GERMANTOWN, Md. & RIO DE JANEIRO--(BUSINESS WIRE)--Rio de Janeiro’s subtropical climate and coastal location make it vulnerable to intense storms with lightning, heavy rainfall and extreme flooding. In January 2011 alone, flooding and mudslides killed more than 900 and left thousands throughout the state homeless because timely weather alerts are not available throughout Brazil. To help prevent future tragedies, officials at the State Environmental Institute (INEA) in Rio de Janeiro, Brazil, are utilizing a state-of-the-art Early Warning System comprised of real-time weather monitoring and automated alerts from Earth Networks to help them make the most informed and timely decisions for approaching severe weather.
INEA, the agency chartered to protect, conserve and restore the environment of the State of Rio de Janeiro to promote sustainable development, is using Earth Networks early warning technology to continuously track thunderstorms capable of producing significant precipitation. Meteorologists at the agency are also using Earth Networks technology to improve nowcasting and forecasting for areas vulnerable to flooding, and issue severe weather alerts faster to areas where frequent, destructive mudslides caused by flooding threaten to destroy homes, displace residents and tragically claim human lives. The peak of the rainy season in Brazil runs from December to March.

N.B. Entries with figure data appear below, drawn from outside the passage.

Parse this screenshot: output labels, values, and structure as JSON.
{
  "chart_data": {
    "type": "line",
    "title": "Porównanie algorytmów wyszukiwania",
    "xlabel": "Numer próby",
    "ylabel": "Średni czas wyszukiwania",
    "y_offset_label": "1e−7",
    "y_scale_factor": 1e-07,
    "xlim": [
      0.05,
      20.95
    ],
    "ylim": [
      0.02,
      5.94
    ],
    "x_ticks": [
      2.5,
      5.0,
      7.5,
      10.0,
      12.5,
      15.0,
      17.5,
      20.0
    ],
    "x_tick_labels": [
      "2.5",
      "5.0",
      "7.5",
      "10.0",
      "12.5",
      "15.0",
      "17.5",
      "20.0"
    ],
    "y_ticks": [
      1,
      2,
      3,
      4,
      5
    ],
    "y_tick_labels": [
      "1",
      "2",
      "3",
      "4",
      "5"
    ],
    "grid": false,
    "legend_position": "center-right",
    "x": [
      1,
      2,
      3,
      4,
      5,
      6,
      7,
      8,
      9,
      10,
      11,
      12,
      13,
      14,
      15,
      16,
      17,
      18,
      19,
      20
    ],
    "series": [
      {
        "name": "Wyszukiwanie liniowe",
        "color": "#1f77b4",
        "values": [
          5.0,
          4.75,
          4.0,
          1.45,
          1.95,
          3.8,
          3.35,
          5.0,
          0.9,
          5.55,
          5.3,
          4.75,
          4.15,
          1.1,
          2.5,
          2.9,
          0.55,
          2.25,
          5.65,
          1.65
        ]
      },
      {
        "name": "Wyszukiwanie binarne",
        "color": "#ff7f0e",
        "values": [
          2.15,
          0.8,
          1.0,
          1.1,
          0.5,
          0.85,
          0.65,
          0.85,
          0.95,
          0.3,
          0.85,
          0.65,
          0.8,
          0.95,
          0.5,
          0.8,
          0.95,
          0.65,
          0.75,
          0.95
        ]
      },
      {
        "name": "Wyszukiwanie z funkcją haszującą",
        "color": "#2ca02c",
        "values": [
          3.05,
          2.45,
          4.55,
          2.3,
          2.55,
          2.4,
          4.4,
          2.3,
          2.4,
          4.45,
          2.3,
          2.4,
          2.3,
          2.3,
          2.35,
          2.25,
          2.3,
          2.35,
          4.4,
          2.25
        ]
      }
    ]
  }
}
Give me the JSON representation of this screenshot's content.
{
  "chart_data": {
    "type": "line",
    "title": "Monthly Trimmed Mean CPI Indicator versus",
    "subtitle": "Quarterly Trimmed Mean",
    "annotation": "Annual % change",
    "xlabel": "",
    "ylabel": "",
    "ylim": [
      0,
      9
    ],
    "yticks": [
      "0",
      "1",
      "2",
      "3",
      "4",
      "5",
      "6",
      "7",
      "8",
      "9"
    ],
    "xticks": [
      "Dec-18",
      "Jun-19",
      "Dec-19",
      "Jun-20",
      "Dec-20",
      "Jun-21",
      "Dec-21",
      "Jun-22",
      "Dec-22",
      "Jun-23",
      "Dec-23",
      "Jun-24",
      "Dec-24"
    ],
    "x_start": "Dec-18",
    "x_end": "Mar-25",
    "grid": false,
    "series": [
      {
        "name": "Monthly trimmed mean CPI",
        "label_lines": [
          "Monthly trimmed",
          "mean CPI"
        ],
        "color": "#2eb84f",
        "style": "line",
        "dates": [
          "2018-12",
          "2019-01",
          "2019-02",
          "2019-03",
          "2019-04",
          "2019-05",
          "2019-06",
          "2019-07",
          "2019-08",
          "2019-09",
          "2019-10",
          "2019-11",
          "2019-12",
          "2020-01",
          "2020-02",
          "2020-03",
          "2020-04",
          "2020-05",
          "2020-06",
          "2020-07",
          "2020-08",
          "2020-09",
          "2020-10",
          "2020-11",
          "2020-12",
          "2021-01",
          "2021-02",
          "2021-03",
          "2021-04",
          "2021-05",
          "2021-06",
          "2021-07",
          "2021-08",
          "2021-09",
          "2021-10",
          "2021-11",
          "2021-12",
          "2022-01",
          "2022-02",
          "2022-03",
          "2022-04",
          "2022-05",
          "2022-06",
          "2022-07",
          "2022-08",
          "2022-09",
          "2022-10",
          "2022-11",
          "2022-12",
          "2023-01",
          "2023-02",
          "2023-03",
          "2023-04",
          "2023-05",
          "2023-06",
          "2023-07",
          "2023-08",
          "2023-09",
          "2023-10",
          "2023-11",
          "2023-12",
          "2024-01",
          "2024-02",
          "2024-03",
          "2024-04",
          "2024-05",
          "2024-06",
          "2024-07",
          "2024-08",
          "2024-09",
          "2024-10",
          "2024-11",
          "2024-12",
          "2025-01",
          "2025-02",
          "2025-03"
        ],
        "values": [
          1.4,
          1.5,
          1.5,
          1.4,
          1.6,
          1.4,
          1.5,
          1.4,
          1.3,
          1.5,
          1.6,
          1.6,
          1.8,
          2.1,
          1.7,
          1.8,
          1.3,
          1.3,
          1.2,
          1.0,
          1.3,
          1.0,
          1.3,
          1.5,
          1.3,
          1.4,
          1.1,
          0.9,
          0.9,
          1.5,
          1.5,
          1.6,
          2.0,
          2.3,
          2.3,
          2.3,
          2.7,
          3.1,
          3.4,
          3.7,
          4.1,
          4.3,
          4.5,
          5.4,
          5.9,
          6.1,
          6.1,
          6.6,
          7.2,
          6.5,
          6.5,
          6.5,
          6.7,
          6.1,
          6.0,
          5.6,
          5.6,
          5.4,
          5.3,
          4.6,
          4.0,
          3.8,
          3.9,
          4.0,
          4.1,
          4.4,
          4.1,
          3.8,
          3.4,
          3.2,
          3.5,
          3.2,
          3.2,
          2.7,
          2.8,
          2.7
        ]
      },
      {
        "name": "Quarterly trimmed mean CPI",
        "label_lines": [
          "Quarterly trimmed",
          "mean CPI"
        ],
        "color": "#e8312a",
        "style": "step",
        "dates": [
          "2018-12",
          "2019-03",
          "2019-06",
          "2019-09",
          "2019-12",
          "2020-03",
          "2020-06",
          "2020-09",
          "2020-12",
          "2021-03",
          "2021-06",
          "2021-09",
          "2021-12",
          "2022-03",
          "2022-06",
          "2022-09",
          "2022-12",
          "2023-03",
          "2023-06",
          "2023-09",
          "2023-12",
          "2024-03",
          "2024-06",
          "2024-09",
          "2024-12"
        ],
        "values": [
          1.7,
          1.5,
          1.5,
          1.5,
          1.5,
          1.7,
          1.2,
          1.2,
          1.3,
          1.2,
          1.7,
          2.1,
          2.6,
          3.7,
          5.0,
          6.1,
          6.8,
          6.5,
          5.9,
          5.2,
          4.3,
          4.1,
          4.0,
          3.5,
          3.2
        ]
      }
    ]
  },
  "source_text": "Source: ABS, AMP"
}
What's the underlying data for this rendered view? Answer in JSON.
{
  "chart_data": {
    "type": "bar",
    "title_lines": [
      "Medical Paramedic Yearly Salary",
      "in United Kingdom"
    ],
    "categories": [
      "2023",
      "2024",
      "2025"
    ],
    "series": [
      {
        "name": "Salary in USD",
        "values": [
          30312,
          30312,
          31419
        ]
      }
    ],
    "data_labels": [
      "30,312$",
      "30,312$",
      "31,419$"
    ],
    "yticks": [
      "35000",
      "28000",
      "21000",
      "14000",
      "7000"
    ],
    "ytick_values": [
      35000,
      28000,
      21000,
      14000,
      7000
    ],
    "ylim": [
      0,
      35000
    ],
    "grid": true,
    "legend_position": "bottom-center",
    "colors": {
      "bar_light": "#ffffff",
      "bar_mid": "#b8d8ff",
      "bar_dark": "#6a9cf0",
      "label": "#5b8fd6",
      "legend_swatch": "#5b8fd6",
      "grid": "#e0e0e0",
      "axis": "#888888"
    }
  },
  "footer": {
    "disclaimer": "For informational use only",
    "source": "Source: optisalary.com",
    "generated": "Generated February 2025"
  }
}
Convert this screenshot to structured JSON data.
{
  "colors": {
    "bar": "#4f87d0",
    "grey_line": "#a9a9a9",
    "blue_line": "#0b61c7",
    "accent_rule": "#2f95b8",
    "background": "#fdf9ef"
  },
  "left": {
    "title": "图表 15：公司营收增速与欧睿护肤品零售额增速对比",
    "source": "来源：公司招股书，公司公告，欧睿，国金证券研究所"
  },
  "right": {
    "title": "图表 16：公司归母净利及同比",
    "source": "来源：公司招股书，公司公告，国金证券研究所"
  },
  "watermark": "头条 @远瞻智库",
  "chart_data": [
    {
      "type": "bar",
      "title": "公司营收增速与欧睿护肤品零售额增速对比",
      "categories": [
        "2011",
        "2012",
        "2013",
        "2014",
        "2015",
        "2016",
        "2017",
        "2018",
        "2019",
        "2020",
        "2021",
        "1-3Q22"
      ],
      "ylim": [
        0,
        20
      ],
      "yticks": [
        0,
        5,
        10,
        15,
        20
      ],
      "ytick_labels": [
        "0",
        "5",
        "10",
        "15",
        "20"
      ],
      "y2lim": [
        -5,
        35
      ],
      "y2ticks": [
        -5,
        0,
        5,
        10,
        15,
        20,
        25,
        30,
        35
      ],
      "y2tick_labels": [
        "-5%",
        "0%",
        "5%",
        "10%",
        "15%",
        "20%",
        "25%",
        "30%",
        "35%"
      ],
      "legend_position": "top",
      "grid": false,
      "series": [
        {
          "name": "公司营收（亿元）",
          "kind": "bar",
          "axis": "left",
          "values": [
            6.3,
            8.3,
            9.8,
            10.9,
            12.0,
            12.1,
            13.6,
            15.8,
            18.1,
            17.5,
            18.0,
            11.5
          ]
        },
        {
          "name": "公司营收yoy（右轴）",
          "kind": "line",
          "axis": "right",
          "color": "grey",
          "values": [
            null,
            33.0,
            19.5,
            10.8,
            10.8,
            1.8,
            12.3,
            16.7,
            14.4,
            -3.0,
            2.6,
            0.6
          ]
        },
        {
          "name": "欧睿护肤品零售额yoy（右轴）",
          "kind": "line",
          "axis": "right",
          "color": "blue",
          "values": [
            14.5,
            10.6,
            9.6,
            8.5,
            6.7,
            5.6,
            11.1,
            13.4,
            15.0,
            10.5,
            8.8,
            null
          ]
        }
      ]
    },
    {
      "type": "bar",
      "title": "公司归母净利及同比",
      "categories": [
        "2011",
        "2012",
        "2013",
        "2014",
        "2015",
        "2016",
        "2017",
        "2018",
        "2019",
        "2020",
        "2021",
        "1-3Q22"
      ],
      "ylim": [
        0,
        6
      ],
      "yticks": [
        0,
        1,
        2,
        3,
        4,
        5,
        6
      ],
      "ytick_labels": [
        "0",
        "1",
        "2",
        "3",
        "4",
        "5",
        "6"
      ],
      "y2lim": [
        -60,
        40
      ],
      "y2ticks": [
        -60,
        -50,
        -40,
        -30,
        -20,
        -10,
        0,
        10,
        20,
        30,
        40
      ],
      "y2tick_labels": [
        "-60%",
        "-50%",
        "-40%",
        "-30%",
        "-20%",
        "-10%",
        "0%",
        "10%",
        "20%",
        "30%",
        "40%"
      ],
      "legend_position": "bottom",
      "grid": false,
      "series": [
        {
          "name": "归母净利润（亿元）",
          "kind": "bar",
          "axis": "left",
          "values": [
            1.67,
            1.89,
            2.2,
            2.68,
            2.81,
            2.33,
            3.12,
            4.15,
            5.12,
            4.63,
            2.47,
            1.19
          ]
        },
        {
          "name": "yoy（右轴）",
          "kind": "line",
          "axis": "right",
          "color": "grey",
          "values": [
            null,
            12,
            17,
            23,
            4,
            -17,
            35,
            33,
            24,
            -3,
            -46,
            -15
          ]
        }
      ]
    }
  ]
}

For the first time ever, INEA is monitoring real-time weather conditions, tracking approaching thunderstorms and viewing precipitation and lightning as it occurs using a computer weather-visualization tool called StreamerRTSM from Earth Networks. Meteorologists in the State of Rio de Janeiro are also receiving automated warnings of severe weather for the first time. These warnings, called DTAs (Dangerous Thunderstorm Alerts), are triggered when total lightning flash rates reach a high threshold – a key indicator of impending severe weather. When compared to traditional warnings based on radar and manual methods, DTAs have been shown to provide alerts to thunderstorms and other severe weather 50% faster for storms with lightning.
“INEA is always looking for tools to improve disaster forecasting,” says Carlos Alberto Fonteles, Director of Information, Monitoring and Surveillance at INEA. “The early warning system from Earth Networks will contribute to the advancement of technologies employed by the Institute, providing greater predictability and anticipation of alerts. The technology is also assisting us in the protection of vulnerable communities from natural disasters in the state of Rio de Janeiro.”
This early warning technology also enables INEA officials to tap into one of the world’s most dense, scientifically advanced lightning sensor networks – the Brazilian Total Lightning Network (BrasilDAT). BrasilDAT is operated through a public-private partnership with Earth Networks and the Instituto Nacional de Pesquisas Espaciais (INPE), Brazil’s National Institute for Space Research. Since 2010, Earth Networks has been working with Dr. Osmar Pinto, Jr., Coordinator of INPE’s Atmospheric Electricity Group (ELAT), to significantly expand the BrasilDAT network throughout the country with additional sensors for detecting both cloud-to-ground and in-cloud lightning, known as total lightning. The vast majority of lightning is in-cloud, and high rates of it often precede extreme weather – making it a vital part of the severe weather monitoring and alerting process by enabling early warnings.
With this new technology, INEA also expects to be able to provide other government agencies in the state with additional advanced warnings of severe weather.